The Tab takes part in a traditional fertility dance…

A sea of white handkerchiefs, straw hats and jingling bells – the Oxford University Morris dancers are hard to miss.

Ever dreamed of doing this?

Ever dreamed of doing this?

A few tourists in the King’s Arms look bemused as the dancers perform but their expressions soon brighten when a student informs them that Morris dancing ‘is very English’.

Despite being ‘very English’, most of us only catch a glimpse of them on May Day as we stand on Magdalen Bridge watching the summer come in. The dancing itself looks pretty basic, a bit like an Irish jig in slow motion. So I thought I’d give it a go.

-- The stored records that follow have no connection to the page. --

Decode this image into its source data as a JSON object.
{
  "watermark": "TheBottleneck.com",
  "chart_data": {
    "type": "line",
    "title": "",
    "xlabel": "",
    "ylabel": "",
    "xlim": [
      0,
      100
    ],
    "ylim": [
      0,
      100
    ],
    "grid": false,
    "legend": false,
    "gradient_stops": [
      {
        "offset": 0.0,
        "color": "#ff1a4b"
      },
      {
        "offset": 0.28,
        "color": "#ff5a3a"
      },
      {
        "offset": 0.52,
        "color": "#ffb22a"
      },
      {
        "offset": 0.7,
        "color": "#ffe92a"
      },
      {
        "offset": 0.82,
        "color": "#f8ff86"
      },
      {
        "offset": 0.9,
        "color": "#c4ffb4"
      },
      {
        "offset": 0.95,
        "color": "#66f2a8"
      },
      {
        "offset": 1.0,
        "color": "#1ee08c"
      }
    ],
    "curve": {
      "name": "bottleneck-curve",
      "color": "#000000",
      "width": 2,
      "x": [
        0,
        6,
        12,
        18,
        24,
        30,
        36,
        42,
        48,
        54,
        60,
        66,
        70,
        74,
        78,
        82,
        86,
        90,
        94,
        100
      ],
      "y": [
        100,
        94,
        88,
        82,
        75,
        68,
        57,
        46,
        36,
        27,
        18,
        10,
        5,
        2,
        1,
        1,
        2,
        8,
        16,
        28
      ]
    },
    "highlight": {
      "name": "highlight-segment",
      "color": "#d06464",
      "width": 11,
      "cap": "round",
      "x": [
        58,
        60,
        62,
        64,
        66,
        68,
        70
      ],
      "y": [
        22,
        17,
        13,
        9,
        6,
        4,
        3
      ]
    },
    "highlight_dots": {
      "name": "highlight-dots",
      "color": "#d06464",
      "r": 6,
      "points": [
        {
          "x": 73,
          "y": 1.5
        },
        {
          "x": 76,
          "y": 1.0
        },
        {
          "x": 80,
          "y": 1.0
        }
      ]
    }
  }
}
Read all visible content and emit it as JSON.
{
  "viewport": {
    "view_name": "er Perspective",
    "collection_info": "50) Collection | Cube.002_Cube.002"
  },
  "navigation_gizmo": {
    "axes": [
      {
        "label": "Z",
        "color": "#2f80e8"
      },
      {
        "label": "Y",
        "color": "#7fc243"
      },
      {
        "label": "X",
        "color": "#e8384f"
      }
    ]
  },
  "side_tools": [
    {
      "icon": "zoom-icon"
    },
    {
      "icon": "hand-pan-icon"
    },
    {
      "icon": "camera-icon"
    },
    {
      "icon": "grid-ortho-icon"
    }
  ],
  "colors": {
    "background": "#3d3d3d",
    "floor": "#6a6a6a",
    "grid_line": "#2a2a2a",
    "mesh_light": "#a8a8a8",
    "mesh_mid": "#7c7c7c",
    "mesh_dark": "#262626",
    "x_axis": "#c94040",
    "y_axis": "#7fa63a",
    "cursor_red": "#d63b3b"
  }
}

When the time came for me to dance, I wasn’t feeling very confident. For a start I wasn’t dressed for the occasion and it must be said that the whole performance is significantly improved by the jingling bells and colourful ribbons.

A black sheep? Kate puts on a brave face for her new comrades

A black sheep? Kate puts on a brave face for her new comrades

Luckily my part was extremely basic – I simply had to stand there.

I stood on Parks Road, surrounded by about 12 male dancers, playing the part of the ‘Maiden’. Crowds of passers-by began to gather around us and at the end of the dance I became visible to all, as the men lifted me in the air and spun me around.

'Four men to lift ME? Really?'

‘Four men to lift ME? Really?’

I was then courteously thanked by the circle of dancers who, one by one, kissed me on the cheek, ending the performance in the traditional manner.

The group, by their own admission, are lacking in youthful input, with the majority being alumni and university tutors. However, they assured me that all ages are welcome and there is no need to have tried Morris dancing previously.

The group was extremely friendly and the dancing seemed to be an excuse for a social as much as anything else.

They meet every Wednesday in winter and perform every week during the summer. Some members join ‘The Ancient Men’ tour and travel the world with their dancing.

At the end of the session they revealed that the dance I had participated in was in fact a fertility dance.The myth goes that maidens become pregnant shortly after participating, although they assured me I would be safe as I wasn’t wearing the essential Morris hat.